I love everything about holiday parties except for the dress code, which I’m never quite sure how to get right.
If, for example, the invitation specifies “business casual” I’m truly at a loss. I work from home, so does this mean my business casual, which would be a leopard-print robe over a “Crazy Cat Lady” T-shirt and sweatpants?
The vague “holiday attire” could be anything from that deeply discounted blinking Rudolph sweatshirt on the end cap at CVS to a classic Stella McCartney gown in Christmas red. I don’t know.
It’s times like this – and only times like this – when it would be nice to be Kim Jong Un. Holiday party? He thinks he’ll just wear the mandarin-collar pajamas in cell-gray. Just like he does every single day of his life.

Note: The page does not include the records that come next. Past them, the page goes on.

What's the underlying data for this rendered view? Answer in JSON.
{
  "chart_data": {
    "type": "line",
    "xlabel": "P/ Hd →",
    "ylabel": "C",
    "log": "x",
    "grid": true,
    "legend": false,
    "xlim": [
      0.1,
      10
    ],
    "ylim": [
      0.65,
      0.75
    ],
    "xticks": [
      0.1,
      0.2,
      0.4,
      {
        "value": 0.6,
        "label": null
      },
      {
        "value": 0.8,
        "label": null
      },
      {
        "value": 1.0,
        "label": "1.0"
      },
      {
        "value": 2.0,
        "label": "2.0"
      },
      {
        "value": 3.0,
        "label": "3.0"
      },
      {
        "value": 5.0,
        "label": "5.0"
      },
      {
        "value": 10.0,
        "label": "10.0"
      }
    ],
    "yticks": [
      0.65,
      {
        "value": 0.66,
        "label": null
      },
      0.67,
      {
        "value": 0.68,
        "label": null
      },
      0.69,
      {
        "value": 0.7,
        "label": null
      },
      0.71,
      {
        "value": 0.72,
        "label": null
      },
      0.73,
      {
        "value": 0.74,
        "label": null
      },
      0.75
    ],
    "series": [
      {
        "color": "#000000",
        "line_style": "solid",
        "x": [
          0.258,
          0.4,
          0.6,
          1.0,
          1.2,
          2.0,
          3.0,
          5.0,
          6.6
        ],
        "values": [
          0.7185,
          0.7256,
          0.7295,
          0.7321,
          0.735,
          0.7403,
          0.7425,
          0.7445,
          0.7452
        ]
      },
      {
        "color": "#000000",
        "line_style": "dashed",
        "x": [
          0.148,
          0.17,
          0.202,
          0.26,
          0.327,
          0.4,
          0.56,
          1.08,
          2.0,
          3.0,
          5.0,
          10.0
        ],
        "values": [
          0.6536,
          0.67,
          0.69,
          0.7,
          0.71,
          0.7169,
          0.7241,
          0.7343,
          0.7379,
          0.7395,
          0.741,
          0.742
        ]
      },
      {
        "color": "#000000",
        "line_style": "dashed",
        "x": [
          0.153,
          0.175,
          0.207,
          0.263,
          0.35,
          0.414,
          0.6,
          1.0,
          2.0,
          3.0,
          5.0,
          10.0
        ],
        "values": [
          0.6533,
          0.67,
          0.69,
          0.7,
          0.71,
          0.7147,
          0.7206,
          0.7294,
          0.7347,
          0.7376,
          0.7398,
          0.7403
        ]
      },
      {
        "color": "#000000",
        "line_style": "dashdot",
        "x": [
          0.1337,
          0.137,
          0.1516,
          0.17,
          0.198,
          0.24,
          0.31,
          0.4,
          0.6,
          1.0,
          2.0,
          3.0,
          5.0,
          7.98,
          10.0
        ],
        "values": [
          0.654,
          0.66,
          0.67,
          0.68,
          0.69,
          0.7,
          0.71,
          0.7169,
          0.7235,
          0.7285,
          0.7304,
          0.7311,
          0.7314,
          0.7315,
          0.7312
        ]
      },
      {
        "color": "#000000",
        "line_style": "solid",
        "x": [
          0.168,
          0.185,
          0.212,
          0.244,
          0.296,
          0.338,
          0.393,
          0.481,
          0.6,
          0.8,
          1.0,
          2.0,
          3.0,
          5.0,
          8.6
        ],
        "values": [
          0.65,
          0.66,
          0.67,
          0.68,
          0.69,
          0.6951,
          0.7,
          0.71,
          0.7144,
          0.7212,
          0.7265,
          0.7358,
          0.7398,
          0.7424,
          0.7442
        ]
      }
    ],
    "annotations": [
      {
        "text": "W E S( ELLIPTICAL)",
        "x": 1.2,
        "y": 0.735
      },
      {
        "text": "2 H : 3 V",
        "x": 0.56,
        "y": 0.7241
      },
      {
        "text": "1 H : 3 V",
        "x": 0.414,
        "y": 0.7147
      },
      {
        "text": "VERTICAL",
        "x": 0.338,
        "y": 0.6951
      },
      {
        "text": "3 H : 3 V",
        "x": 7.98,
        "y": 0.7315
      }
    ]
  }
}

Or, bless her heart, Whoopi Goldberg, who attends everything from state dinners to the Oscars in an oversized white Oxford shirt and a black maxi skirt big enough to hide a half-dozen Honey-Baked Hams.
Or Lady Gaga, who would interpret “holiday attire” as the perfect excuse to skin a polar bear and wear it. (Don’t look so shocked, Tony Bennett; we tried to tell you she was a little crazy.)
Deciphering the holiday dress code baffles men, too, but they don’t seem bothered by it.
Getting ready for a “holiday attire” party the other night, I combined black lace palazzo pants with a sparkly gold wrap top and some vintage rhinestone earrings. There.
I go into the bedroom and Duh Hubby is wearing pale-wash Wrangler jeans, a rugby shirt that screamed “Oxford” that we got on vacation last summer, and Jesus sandals.
“I’m ready!” he says.
Lord, don’t let me kill him till the house is paid for.
One of my least favorite designations is “Creative Black Tie,” which is confusing to women and men alike. Of course, I had to Google the term to make sure we didn’t get it wrong and one of the definitions was “a more modern interpretation of a tux, perhaps with a black shirt and no tie.” I think it would be hilarious to let your modern interpretation be no shirt and a black tie.
There’s even something called “Texas Black Tie,” which calls for formal wear accented by, I’m not kidding, oversized belt buckles and cowboy boots. Other states should follow suit. Here in my home state, “North Carolina Black Tie” could be a regular tuxedo with a basketball jersey subbing in for the shirt. In Florida, you could replace the cummerbund with a very short New Jersey transplant tied around your waist.
Colorado Black Tie could be a tux made entirely of hemp and in West Virginia … oh, who am I kidding; nobody wears a tuxedo in West Virginia.
Maybe we’re all confused by this. This year’s White House Christmas party dress was “wintry mix,” which just leaves me cold.